The Original Sin of Large Scale Educational Assessment

The Standards for Educational and Psychological Testing explain five "sources of validity evidence,” on pages 13-21.

  • Evidence Based on Test Content

  • Evidence Based on Response Processes

  • Evidence Based on Internal Structure

  • Evidence Based on Relations to Other Variables

  • Evidence for Validity and Consequences of Testing 

Only one of these is really about even moderately sophisticated psychometrics: Evidence Based on Internal Structure. The others are either content based or rely on other sorts of statistical techniques. But evidence based on internal structure gets at some real issues in psychometrics. It is easy to understand, as it has the shortest explanation of the five potential sources of validity evidence. For example, the first of its three paragraphs says:

Analyses of the internal structure of a test can indicate the degree to which the relationships among test items and test components conform to the construct on which the proposed test score interpretations are based. The conceptual framework for a test may imply a single dimension of behavior, or it may posit several components that are each expected to be homogeneous, but that are also distinct from each other. For example, a measure of discomfort on a health survey might assess both physical and emotional health. The extent to which item interrelationships bear out the presumptions of the framework would be relevant to validity (p. 16).
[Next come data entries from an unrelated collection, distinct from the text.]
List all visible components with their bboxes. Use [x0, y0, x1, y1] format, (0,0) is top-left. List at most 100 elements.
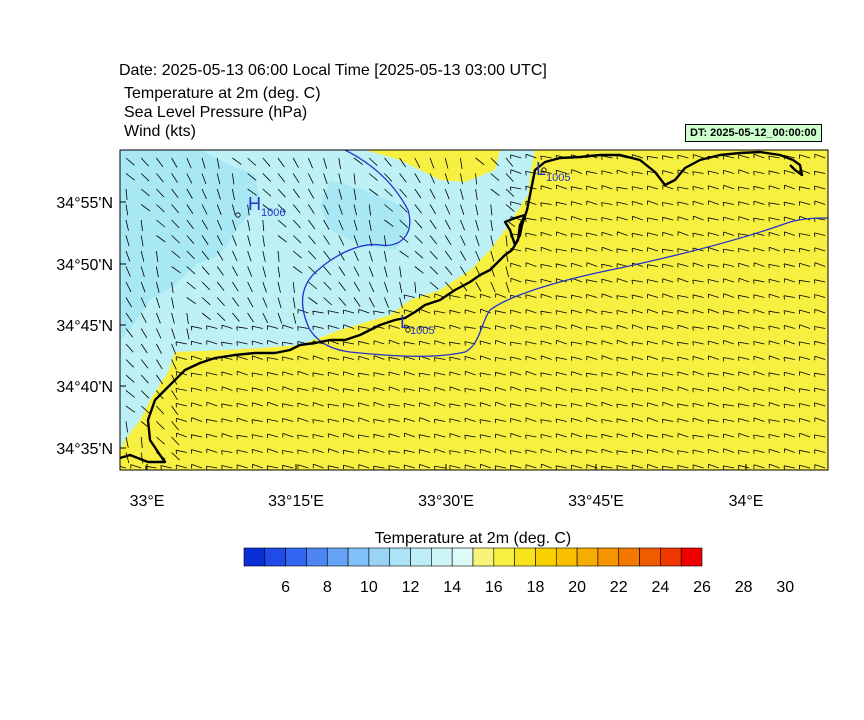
wind-barb-flag	[586, 218, 588, 223]
wind-barb	[221, 450, 233, 453]
wind-barb	[738, 262, 750, 267]
wind-barb	[571, 388, 583, 391]
wind-barb	[186, 297, 197, 305]
wind-barb	[399, 173, 407, 183]
wind-barb	[556, 339, 567, 345]
wind-barb	[267, 386, 279, 391]
wind-barb	[353, 266, 360, 277]
wind-barb	[784, 216, 795, 221]
wind-barb	[368, 188, 379, 196]
wind-barb	[140, 312, 147, 323]
wind-barb	[647, 325, 659, 329]
wind-barb-flag	[662, 419, 664, 424]
wind-barb	[323, 188, 329, 200]
wind-barb-flag	[753, 434, 755, 440]
wind-barb	[368, 250, 373, 262]
wind-barb	[540, 278, 552, 283]
wind-barb	[236, 464, 248, 469]
wind-barb	[429, 235, 438, 245]
wind-barb	[277, 250, 280, 262]
wind-barb	[617, 231, 628, 236]
wind-barb	[556, 201, 567, 205]
wind-barb	[662, 418, 674, 422]
wind-barb	[783, 248, 795, 252]
wind-barb	[753, 153, 765, 159]
wind-barb	[216, 173, 221, 185]
wind-barb-flag	[646, 373, 649, 378]
wind-barb	[490, 281, 496, 293]
wind-barb	[171, 405, 179, 416]
wind-barb	[490, 250, 495, 262]
wind-barb	[601, 278, 613, 283]
wind-barb	[292, 312, 297, 324]
wind-barb	[343, 324, 355, 329]
wind-barb	[799, 371, 811, 376]
wind-barb-flag	[221, 403, 223, 408]
wind-barb-flag	[434, 357, 436, 362]
wind-barb	[495, 386, 507, 391]
wind-barb	[262, 312, 269, 324]
wind-barb	[571, 449, 583, 453]
wind-barb	[429, 250, 438, 260]
wind-barb-flag	[798, 450, 801, 455]
lon-label: 33°15'E	[268, 493, 324, 510]
wind-barb	[237, 370, 248, 376]
colorbar-label: 22	[610, 579, 628, 596]
wind-barb	[368, 173, 378, 181]
wind-barb	[308, 188, 315, 199]
wind-barb	[738, 464, 750, 469]
wind-barb	[236, 402, 248, 407]
wind-barb	[429, 157, 435, 169]
wind-barb	[647, 200, 659, 205]
wind-barb	[388, 371, 400, 376]
wind-barb-flag	[662, 357, 664, 362]
wind-barb	[186, 157, 192, 169]
map-frame	[119, 149, 829, 471]
wind-barb	[338, 173, 342, 185]
wind-barb	[343, 388, 355, 391]
wind-barb	[308, 297, 318, 305]
wind-barb	[221, 341, 233, 345]
wind-barb	[525, 464, 537, 469]
wind-barb	[475, 219, 479, 231]
wind-barb	[540, 264, 552, 267]
wind-barb	[708, 308, 719, 314]
pressure-center-marker	[541, 167, 547, 173]
wind-barb	[632, 324, 643, 329]
wind-barb	[171, 204, 180, 214]
wind-barb	[571, 201, 583, 205]
wind-barb	[510, 450, 522, 453]
wind-barb	[414, 157, 421, 168]
wind-barb	[738, 216, 750, 221]
wind-barb	[277, 312, 283, 324]
wind-barb	[338, 188, 343, 200]
wind-barb	[677, 341, 689, 345]
wind-barb-flag	[677, 186, 679, 192]
wind-barb	[297, 464, 309, 469]
wind-barb	[328, 371, 339, 376]
wind-barb	[632, 417, 643, 422]
wind-barb-flag	[707, 372, 709, 377]
colorbar-label: 12	[402, 579, 420, 596]
wind-barb-flag	[616, 187, 618, 192]
wind-barb	[723, 386, 735, 391]
wind-barb	[586, 449, 598, 453]
colorbar: Temperature at 2m (deg. C) 6 8 10 12 14 16 18 20…	[243, 530, 794, 596]
wind-barb	[358, 402, 370, 407]
wind-barb	[449, 341, 461, 345]
wind-barb	[232, 204, 236, 216]
wind-barb-flag	[798, 186, 801, 191]
wind-barb	[221, 465, 233, 469]
lat-label: 34°50'N	[56, 257, 113, 274]
wind-barb-flag	[342, 341, 345, 346]
wind-barb	[328, 310, 339, 314]
wind-barb	[617, 278, 628, 283]
wind-barb-flag	[494, 465, 497, 470]
wind-barb	[480, 387, 491, 391]
wind-barb	[601, 401, 613, 407]
wind-barb-flag	[525, 434, 527, 440]
wind-barb	[206, 433, 218, 438]
wind-barb-flag	[449, 403, 451, 408]
wind-barb	[799, 309, 811, 314]
wind-barb	[323, 204, 329, 215]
And yet, the practice of developing, administering and reporting large scale standardized educational assessment seems to have mostly abandoned this form of validity evidence—the only form that really gets at psychometric issues. 

Straightforward examination of domain models (e.g., state learning standards) immediately reveals that these tests are supposed to measure multi-dimensional constructs. Those who know the constructs and content areas best are quite clear that these constructs (i.e., content areas) are multidimensional, with different students doing better in some areas and worse in others. They require an array of different sorts of lessons and ought to be measured with an array of different sorts of questions. 
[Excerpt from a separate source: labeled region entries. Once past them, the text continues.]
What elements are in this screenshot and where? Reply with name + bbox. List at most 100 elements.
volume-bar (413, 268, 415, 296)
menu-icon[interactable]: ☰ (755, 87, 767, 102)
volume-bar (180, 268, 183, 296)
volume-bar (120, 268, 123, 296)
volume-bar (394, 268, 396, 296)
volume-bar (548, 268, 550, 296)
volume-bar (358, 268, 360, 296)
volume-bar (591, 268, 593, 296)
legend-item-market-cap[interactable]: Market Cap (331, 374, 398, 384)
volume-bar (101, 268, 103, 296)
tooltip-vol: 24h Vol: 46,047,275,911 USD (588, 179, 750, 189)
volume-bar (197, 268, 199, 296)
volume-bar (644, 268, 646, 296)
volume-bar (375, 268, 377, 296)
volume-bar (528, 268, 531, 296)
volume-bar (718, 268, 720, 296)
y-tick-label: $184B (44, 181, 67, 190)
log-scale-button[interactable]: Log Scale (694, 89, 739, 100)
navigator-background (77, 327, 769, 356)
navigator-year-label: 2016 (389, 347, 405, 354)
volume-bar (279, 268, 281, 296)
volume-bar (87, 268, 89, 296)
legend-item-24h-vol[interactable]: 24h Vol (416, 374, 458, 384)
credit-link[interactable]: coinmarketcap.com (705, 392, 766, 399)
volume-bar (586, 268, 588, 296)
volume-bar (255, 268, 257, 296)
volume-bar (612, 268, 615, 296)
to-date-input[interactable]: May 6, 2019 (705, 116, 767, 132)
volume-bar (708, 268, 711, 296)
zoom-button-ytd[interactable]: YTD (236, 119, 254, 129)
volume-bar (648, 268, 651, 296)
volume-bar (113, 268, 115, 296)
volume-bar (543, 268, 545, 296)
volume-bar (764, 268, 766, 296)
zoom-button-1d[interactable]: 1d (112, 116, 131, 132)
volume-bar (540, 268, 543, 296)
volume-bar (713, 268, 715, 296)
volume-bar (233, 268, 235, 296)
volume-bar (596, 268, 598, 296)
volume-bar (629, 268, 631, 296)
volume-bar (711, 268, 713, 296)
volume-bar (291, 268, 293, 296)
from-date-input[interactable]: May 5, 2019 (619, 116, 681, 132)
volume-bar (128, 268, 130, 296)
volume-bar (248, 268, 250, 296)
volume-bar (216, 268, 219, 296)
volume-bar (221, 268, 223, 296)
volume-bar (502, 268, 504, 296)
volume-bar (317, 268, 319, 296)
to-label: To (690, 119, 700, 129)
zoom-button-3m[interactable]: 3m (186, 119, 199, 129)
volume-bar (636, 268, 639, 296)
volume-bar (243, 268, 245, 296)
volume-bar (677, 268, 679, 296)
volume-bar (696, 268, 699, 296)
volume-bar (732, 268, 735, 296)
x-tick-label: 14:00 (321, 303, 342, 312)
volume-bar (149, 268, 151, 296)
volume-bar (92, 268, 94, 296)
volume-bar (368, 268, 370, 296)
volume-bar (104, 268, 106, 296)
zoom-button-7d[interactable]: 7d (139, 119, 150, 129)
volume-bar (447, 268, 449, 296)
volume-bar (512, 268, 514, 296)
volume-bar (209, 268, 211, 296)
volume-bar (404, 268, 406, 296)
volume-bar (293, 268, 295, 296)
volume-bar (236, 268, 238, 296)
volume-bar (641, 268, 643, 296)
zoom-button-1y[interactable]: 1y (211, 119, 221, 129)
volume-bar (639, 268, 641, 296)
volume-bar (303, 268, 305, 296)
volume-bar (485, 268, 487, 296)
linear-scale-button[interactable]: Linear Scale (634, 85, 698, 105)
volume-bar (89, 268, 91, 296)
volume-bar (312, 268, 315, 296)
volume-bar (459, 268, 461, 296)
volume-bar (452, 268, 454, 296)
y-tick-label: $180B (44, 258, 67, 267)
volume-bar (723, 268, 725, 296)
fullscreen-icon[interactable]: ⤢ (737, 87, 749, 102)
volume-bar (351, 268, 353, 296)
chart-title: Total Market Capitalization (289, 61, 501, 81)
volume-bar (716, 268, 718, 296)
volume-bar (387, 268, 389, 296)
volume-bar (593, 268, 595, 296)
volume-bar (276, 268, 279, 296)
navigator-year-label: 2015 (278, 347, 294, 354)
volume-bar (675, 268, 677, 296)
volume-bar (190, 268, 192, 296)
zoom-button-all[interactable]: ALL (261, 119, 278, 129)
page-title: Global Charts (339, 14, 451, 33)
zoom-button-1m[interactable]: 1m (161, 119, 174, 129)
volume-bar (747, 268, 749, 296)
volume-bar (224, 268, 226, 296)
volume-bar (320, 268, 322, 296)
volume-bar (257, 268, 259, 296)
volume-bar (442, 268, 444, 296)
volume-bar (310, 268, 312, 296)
I was taught that this kind of psychometric analysis is really about factor analysis of some sort. Which items tend to lean into which factors—dimensions—and then qualitative content-based analysis to confirm that this is as it should be. Heck, the basic question of whether the hypothetical dimensionality of the construct is reflected in the empirical dimensionality of the instrument…well, I was taught that that is really important. And The Standards seems to say that, too. 

But instead of ensuring that the dimensionality of the instrument matches the dimensionality of the domain model, the dominant mode in large scale educational assessment has an almost knee-jerk reliance on unidimensional models. Heck, items that fail to conform to this demand are discarded, as model fit statistics are the ultimate determinant of whether they can be included on a test (form). Such statistics are used to ensure that the dimensionality of the instruments does not match that of the construct. 
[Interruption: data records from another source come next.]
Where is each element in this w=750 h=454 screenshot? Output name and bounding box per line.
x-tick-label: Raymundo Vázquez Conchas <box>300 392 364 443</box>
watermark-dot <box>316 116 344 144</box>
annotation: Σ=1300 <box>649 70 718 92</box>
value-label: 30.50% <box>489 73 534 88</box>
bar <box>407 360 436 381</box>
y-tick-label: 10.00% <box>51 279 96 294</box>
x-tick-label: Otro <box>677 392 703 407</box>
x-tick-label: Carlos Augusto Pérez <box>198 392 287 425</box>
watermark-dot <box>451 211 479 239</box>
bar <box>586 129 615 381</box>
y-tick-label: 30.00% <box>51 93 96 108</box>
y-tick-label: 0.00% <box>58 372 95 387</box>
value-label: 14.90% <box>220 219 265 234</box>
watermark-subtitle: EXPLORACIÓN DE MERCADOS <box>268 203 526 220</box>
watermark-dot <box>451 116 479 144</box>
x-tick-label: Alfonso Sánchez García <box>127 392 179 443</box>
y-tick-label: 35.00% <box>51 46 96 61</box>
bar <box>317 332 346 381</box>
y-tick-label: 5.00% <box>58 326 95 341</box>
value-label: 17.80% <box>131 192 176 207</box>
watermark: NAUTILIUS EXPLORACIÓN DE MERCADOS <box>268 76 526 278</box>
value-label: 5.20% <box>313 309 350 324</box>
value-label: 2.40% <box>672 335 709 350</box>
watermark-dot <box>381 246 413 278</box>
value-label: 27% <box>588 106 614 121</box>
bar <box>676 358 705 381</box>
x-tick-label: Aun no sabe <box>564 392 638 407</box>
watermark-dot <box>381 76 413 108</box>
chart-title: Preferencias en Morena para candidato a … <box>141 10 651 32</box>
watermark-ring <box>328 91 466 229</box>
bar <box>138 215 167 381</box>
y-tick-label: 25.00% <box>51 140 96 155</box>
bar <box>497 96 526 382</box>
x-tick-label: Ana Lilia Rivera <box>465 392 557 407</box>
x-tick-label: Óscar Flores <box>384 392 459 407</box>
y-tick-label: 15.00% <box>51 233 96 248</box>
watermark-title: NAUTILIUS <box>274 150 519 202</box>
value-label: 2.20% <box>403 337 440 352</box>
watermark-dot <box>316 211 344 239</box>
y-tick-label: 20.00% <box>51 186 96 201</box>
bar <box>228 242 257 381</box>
This use of such statistics combine with the use of unidimensional models to ensure that tests are not valid, by design. It ensures that domain models will be reread, reinterpreted and selected from only insofar as they can support the psychometric model. The tail wags the dog. 

There are many issues with large scale assessment that cause educators, learners, parents and the public to view them as “the enemy,as Steve Sireci observed in his 2020 NCME Presidential Address. But if I had to pick the single most important one, this would be it. Multiple choice items are problematic, but it quite often is possible to write good multiple choice items that i) reflect the content of the domain model, ii) prompt appropriate response processes, iii) combine for an internal structure that resembles that of the domain model, iv) combine to have appropriate relationships to other variables, and v) support appropriate inferences and consequences. But none of those are possible while insisting that items and tests are not allowed to match the structure of the domain model. This is not simply about ignoring the domain model, as some sort of neglect. Rather, this is active hostility that affirmatively bars using it as the primary reference for test development.   

Looking for DIF or other invariances that suggest fairness issues is not enough, so long as the structure of the domain model itself is barred from properly influencing test construction, as The Standards say it should.

To state this more plainly, this practice sets psychometric considerations as the main obstacle to developing valid tests—or tests that can be put to any valid use or purpose.